On a grainy, zoomed-in afternoon in Tokyo, a mysterious child with what appear to be psychic powers starts ripping through people like tissue paper in a bloody massacre. Cut to an idyllic summertime dusk, and it turns out we're 1000 years in the future, where apparently farming technology never really moved forward. A young girl, Saki, is brought to the ‘temple of purification’ where she's asked by an elder to move flames with her mind. We flash back to a moment where a ‘blessing spirit’ visits Saki in her sleep (in the form of a bunch of stuff floating around her room), and her parents burst in, telling her she's an adult now (presumably, 1000 years from now moving stuff with your thoughts is a rite of passage into adulthood?).

Saki heads off to what appears to be a school for kids gifted with similar psychic/magic/whatever you want to call it powers, where she meets a cast of classmates who join her in testing and strengthening their abilities. Then for some reason they're telling a bunch of ghost stories about the creepy stuff that happens around the school, alluding to graves and mysterious buildings and whatnot.
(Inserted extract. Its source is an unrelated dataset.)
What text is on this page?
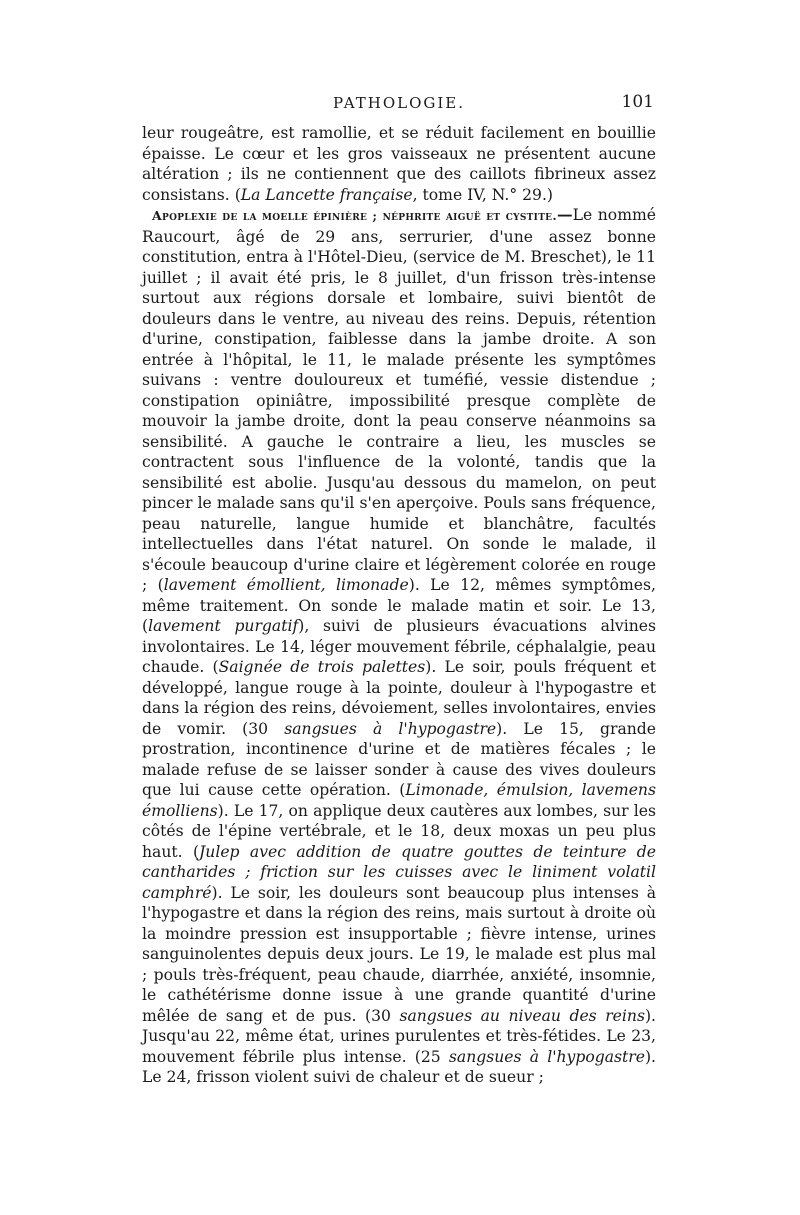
PATHOLOGIE.	101

leur rougeâtre, est ramollie, et se réduit facilement en bouillie épaisse. Le cœur et les gros vaisseaux ne présentent aucune altération ; ils ne contiennent que des caillots fibrineux assez consistans. (La Lancette française, tome IV, N.° 29.)

Apoplexie de la moelle épinière ; néphrite aiguë et cystite.—Le nommé Raucourt, âgé de 29 ans, serrurier, d'une assez bonne constitution, entra à l'Hôtel-Dieu, (service de M. Breschet), le 11 juillet ; il avait été pris, le 8 juillet, d'un frisson très-intense surtout aux régions dorsale et lombaire, suivi bientôt de douleurs dans le ventre, au niveau des reins. Depuis, rétention d'urine, constipation, faiblesse dans la jambe droite. A son entrée à l'hôpital, le 11, le malade présente les symptômes suivans : ventre douloureux et tuméfié, vessie distendue ; constipation opiniâtre, impossibilité presque complète de mouvoir la jambe droite, dont la peau conserve néanmoins sa sensibilité. A gauche le contraire a lieu, les muscles se contractent sous l'influence de la volonté, tandis que la sensibilité est abolie. Jusqu'au dessous du mamelon, on peut pincer le malade sans qu'il s'en aperçoive. Pouls sans fréquence, peau naturelle, langue humide et blanchâtre, facultés intellectuelles dans l'état naturel. On sonde le malade, il s'écoule beaucoup d'urine claire et légèrement colorée en rouge ; (lavement émollient, limonade). Le 12, mêmes symptômes, même traitement. On sonde le malade matin et soir. Le 13, (lavement purgatif), suivi de plusieurs évacuations alvines involontaires. Le 14, léger mouvement fébrile, céphalalgie, peau chaude. (Saignée de trois palettes). Le soir, pouls fréquent et développé, langue rouge à la pointe, douleur à l'hypogastre et dans la région des reins, dévoiement, selles involontaires, envies de vomir. (30 sangsues à l'hypogastre). Le 15, grande prostration, incontinence d'urine et de matières fécales ; le malade refuse de se laisser sonder à cause des vives douleurs que lui cause cette opération. (Limonade, émulsion, lavemens émolliens). Le 17, on applique deux cautères aux lombes, sur les côtés de l'épine vertébrale, et le 18, deux moxas un peu plus haut. (Julep avec addition de quatre gouttes de teinture de cantharides ; friction sur les cuisses avec le liniment volatil camphré). Le soir, les douleurs sont beaucoup plus intenses à l'hypogastre et dans la région des reins, mais surtout à droite où la moindre pression est insupportable ; fièvre intense, urines sanguinolentes depuis deux jours. Le 19, le malade est plus mal ; pouls très-fréquent, peau chaude, diarrhée, anxiété, insomnie, le cathétérisme donne issue à une grande quantité d'urine mêlée de sang et de pus. (30 sangsues au niveau des reins). Jusqu'au 22, même état, urines purulentes et très-fétides. Le 23, mouvement fébrile plus intense. (25 sangsues à l'hypogastre). Le 24, frisson violent suivi de chaleur et de sueur ;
At dinner, her parents tell her they're ‘relieved’ that her blessing spirit came, and we learn another scary secret – apparently if that spirit doesn't show up, the kid gets taken. Or something.
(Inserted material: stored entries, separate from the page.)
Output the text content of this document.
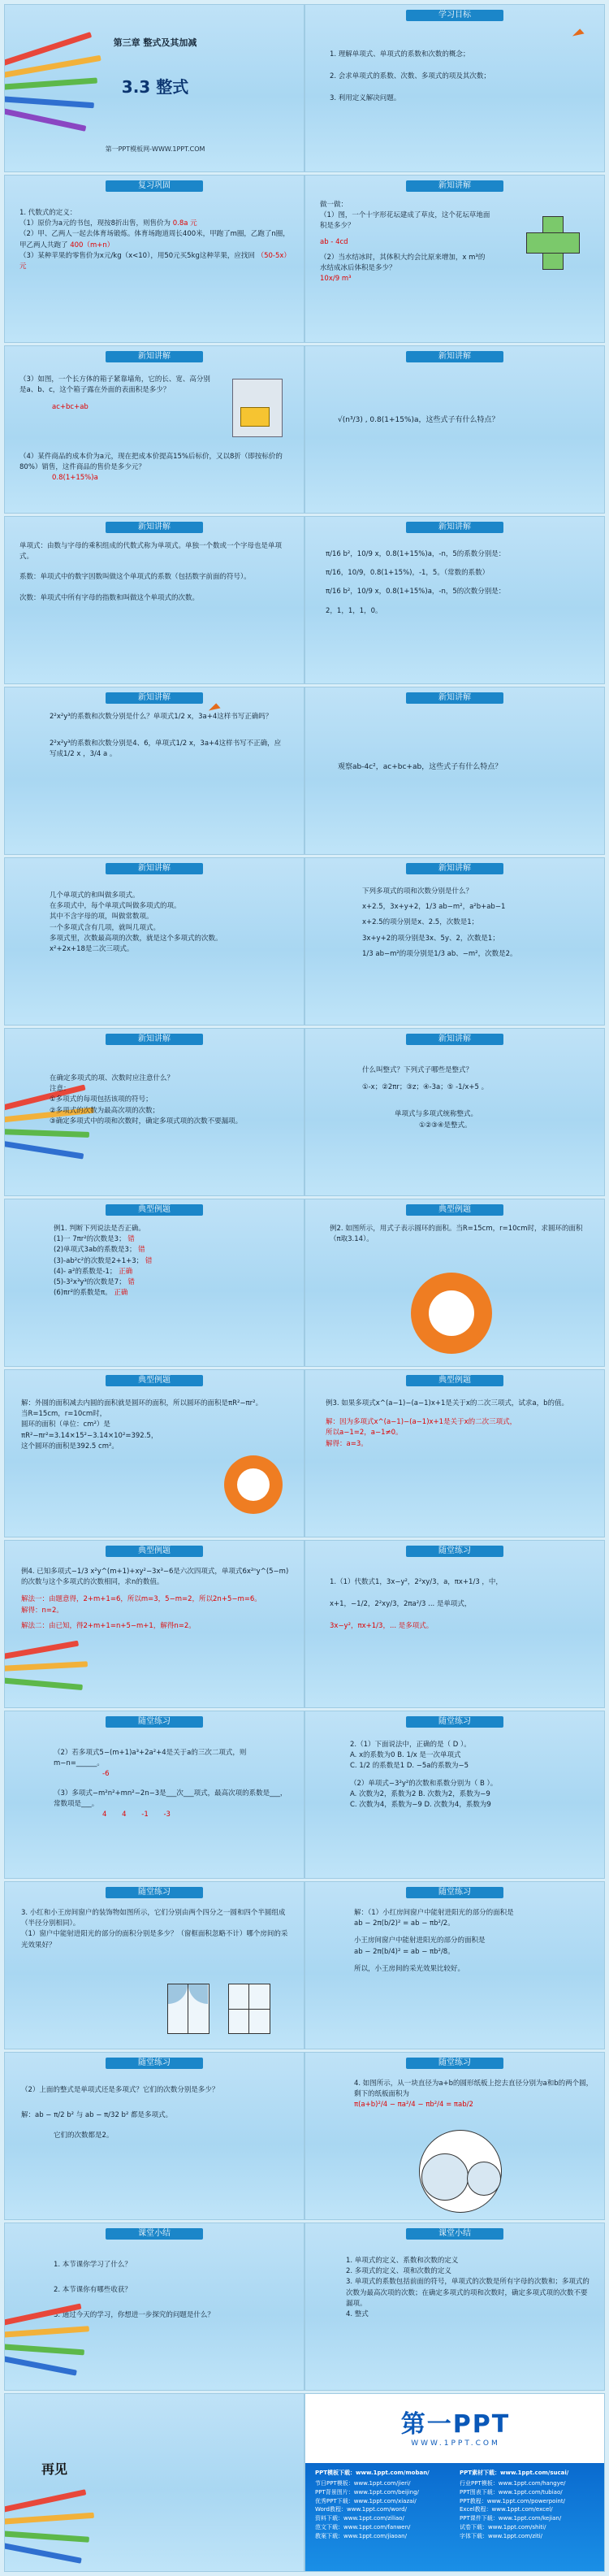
第三章 整式及其加减
3.3 整式
第一PPT模板网-WWW.1PPT.COM
学习目标
1. 理解单项式、单项式的系数和次数的概念；
2. 会求单项式的系数、次数、多项式的项及其次数；
3. 利用定义解决问题。
复习巩固
1. 代数式的定义：
（1）原价为a元的书包，现按8折出售，则售价为 0.8a 元
（2）甲、乙两人一起去体育场锻炼。体育场跑道周长400米，甲跑了m圈，乙跑了n圈，甲乙两人共跑了 400（m+n）
（3）某种苹果的零售价为x元/kg（x<10），用50元买5kg这种苹果，应找回 （50-5x）元
新知讲解
做一做：
（1）图，一个十字形花坛建成了草皮，这个花坛草地面积是多少？
ab - 4cd
（2）当水结冰时，其体积大约会比原来增加，x m³的水结成冰后体积是多少？
10x/9 m³
新知讲解
（3）如图，一个长方体的箱子紧靠墙角，它的长、宽、高分别是a、b、c，这个箱子露在外面的表面积是多少？
ac+bc+ab
（4）某件商品的成本价为a元，现在把成本价提高15%后标价，又以8折（即按标价的80%）销售，这件商品的售价是多少元？
0.8(1+15%)a
新知讲解
√(n³/3) , 0.8(1+15%)a，这些式子有什么特点？
新知讲解
单项式：由数与字母的乘积组成的代数式称为单项式。单独一个数或一个字母也是单项式。
系数：单项式中的数字因数叫做这个单项式的系数（包括数字前面的符号）。
次数：单项式中所有字母的指数和叫做这个单项式的次数。
新知讲解
π/16 b²，10/9 x，0.8(1+15%)a，-n，5的系数分别是：
π/16，10/9，0.8(1+15%)，-1，5。（常数的系数）
π/16 b²，10/9 x，0.8(1+15%)a，-n，5的次数分别是：
2，1，1，1，0。
新知讲解
2²x²y³的系数和次数分别是什么？单项式1/2 x，3a+4这样书写正确吗？
2²x²y³的系数和次数分别是4、6，单项式1/2 x，3a+4这样书写不正确，应写成1/2 x ，3/4 a 。
新知讲解
观察ab-4c²，ac+bc+ab，这些式子有什么特点？
新知讲解
几个单项式的和叫做多项式。
在多项式中，每个单项式叫做多项式的项。
其中不含字母的项，叫做常数项。
一个多项式含有几项，就叫几项式。
多项式里，次数最高项的次数，就是这个多项式的次数。
x²+2x+18是二次三项式。
新知讲解
下列多项式的项和次数分别是什么？
x+2.5，3x+y+2，1/3 ab−m²，a²b+ab−1
x+2.5的项分别是x、2.5，次数是1；
3x+y+2的项分别是3x、5y、2，次数是1；
1/3 ab−m²的项分别是1/3 ab、−m²，次数是2。
新知讲解
在确定多项式的项、次数时应注意什么？
注意：
①多项式的每项包括该项的符号；
②多项式的次数为最高次项的次数；
③确定多项式中的项和次数时，确定多项式项的次数不要漏项。
新知讲解
什么叫整式？下列式子哪些是整式？
①-x；②2πr；③z；④-3a；⑤ -1/x+5 。
单项式与多项式统称整式。
①②③④是整式。
典型例题
例1. 判断下列说法是否正确。
(1)一 7πr²的次数是3； 错
(2)单项式3ab的系数是3； 错
(3)-ab²c²的次数是2+1+3； 错
(4)- a²的系数是-1； 正确
(5)-3²x³y³的次数是7； 错
(6)πr²的系数是π。 正确
典型例题
例2. 如图所示，用式子表示圆环的面积。当R=15cm，r=10cm时，求圆环的面积（π取3.14）。
典型例题
解：外圆的面积减去内圆的面积就是圆环的面积，所以圆环的面积是πR²−πr²。
当R=15cm，r=10cm时，
圆环的面积（单位：cm²）是
πR²−πr²=3.14×15²−3.14×10²=392.5，
这个圆环的面积是392.5 cm²。
典型例题
例3. 如果多项式x^(a−1)−(a−1)x+1是关于x的二次三项式，试求a，b的值。
解：因为多项式x^(a−1)−(a−1)x+1是关于x的二次三项式，
所以a−1=2，a−1≠0。
解得：a=3。
典型例题
例4. 已知多项式−1/3 x²y^(m+1)+xy²−3x³−6是六次四项式，单项式6x²ⁿy^(5−m)的次数与这个多项式的次数相同，求n的数值。
解法一：由题意得，2+m+1=6，所以m=3，5−m=2，所以2n+5−m=6。
解得：n=2。
解法二：由已知，得2+m+1=n+5−m+1，解得n=2。
随堂练习
1.（1）代数式1，3x−y²，2²xy/3，a，πx+1/3 ，中，
x+1，−1/2，2²xy/3，2πa²/3 ... 是单项式，
3x−y²，πx+1/3，... 是多项式。
随堂练习
（2）若多项式5−(m+1)a³+2a²+4是关于a的三次二项式，则m−n=______。
-6
（3）多项式−m²n²+mn²−2n−3是___次___项式，最高次项的系数是___，常数项是___。
4 4 -1 -3
随堂练习
2.（1）下面说法中，正确的是（ D ）。
A. x的系数为0 B. 1/x 是一次单项式
C. 1/2 的系数是1 D. −5a的系数为−5
（2）单项式−3²y²的次数和系数分别为（ B ）。
A. 次数为2，系数为2 B. 次数为2，系数为−9
C. 次数为4，系数为−9 D. 次数为4，系数为9
随堂练习
3. 小红和小王房间窗户的装饰物如图所示，它们分别由两个四分之一圆和四个半圆组成（半径分别相同）。
（1）窗户中能射进阳光的部分的面积分别是多少？（窗框面积忽略不计）哪个房间的采光效果好？
随堂练习
解：（1）小红房间窗户中能射进阳光的部分的面积是
ab − 2π(b/2)² = ab − πb²/2。
小王房间窗户中能射进阳光的部分的面积是
ab − 2π(b/4)² = ab − πb²/8。
所以，小王房间的采光效果比较好。
随堂练习
（2）上面的整式是单项式还是多项式？它们的次数分别是多少？
解：ab − π/2 b² 与 ab − π/32 b² 都是多项式。
它们的次数都是2。
随堂练习
4. 如图所示，从一块直径为a+b的圆形纸板上挖去直径分别为a和b的两个圆，剩下的纸板面积为
π(a+b)²/4 − πa²/4 − πb²/4 = πab/2
课堂小结
1. 本节课你学习了什么？
2. 本节课你有哪些收获？
3. 通过今天的学习，你想进一步探究的问题是什么？
课堂小结
1. 单项式的定义、系数和次数的定义
2. 多项式的定义、项和次数的定义
3. 单项式的系数包括前面的符号，单项式的次数是所有字母的次数和；多项式的次数为最高次项的次数；在确定多项式的项和次数时，确定多项式项的次数不要漏项。
4. 整式
再见
第一PPT
WWW.1PPT.COM
PPT模板下载：www.1ppt.com/moban/
节日PPT模板：www.1ppt.com/jieri/
PPT背景图片：www.1ppt.com/beijing/
优秀PPT下载：www.1ppt.com/xiazai/
Word教程：www.1ppt.com/word/
资料下载：www.1ppt.com/ziliao/
范文下载：www.1ppt.com/fanwen/
教案下载：www.1ppt.com/jiaoan/
PPT素材下载：www.1ppt.com/sucai/
行业PPT模板：www.1ppt.com/hangye/
PPT图表下载：www.1ppt.com/tubiao/
PPT教程：www.1ppt.com/powerpoint/
Excel教程：www.1ppt.com/excel/
PPT课件下载：www.1ppt.com/kejian/
试卷下载：www.1ppt.com/shiti/
字体下载：www.1ppt.com/ziti/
From The New World is based on a popular sci-fi novel in Japan, and the good news is, even though it certainly had the potential to be a giant confusing in medias res festival of vagueness designed to be appreciated only by people familiar with the novel (which is a very common thing for anime based on sci-fi novels, or light novels in particular), this show is actually pretty accessible. It doesn't really make a tremendous amount of sense yet plot-wise,and they're introducing enough story elements and potential plot threads to choke a horse, but we are given a basic skeletal structure for how the show's going to go, and they're at least giving us enough context to understand a few key things about the far-flung future the show is set in. There isn't much to say character-wise yet; Saki is kind of personality-free so far, but when it comes to anime structured like this, even mild character development is typically what you get down the road rather than right up front in the first episode. Obviously there are plenty of references to things those of us unfamiliar with the story in the novel won't yet understand, but the show isn't so weighed down with them that it forgets to introduce newbies to the story. I can't say the whole “Xavier's School of Witchcraft and Wizardry is haunted!” thing really yanks my chain, but as it moves along the show builds a nice sense of foreboding, like eternal dusk has set in and something sinister is right around the corner. Visually it's certainly pleasant to look at, particularly a segment where one of Saki's classmates tells a story about an ogre that switches to a really unique, almost watercolor-esque visual style that I wish we got to see more of. From The New World isn't setting the world on fire yet but it's at least got some potential and I'm curious to see where the story's going. Not bad.

From The New World is available streaming at Crunchyroll.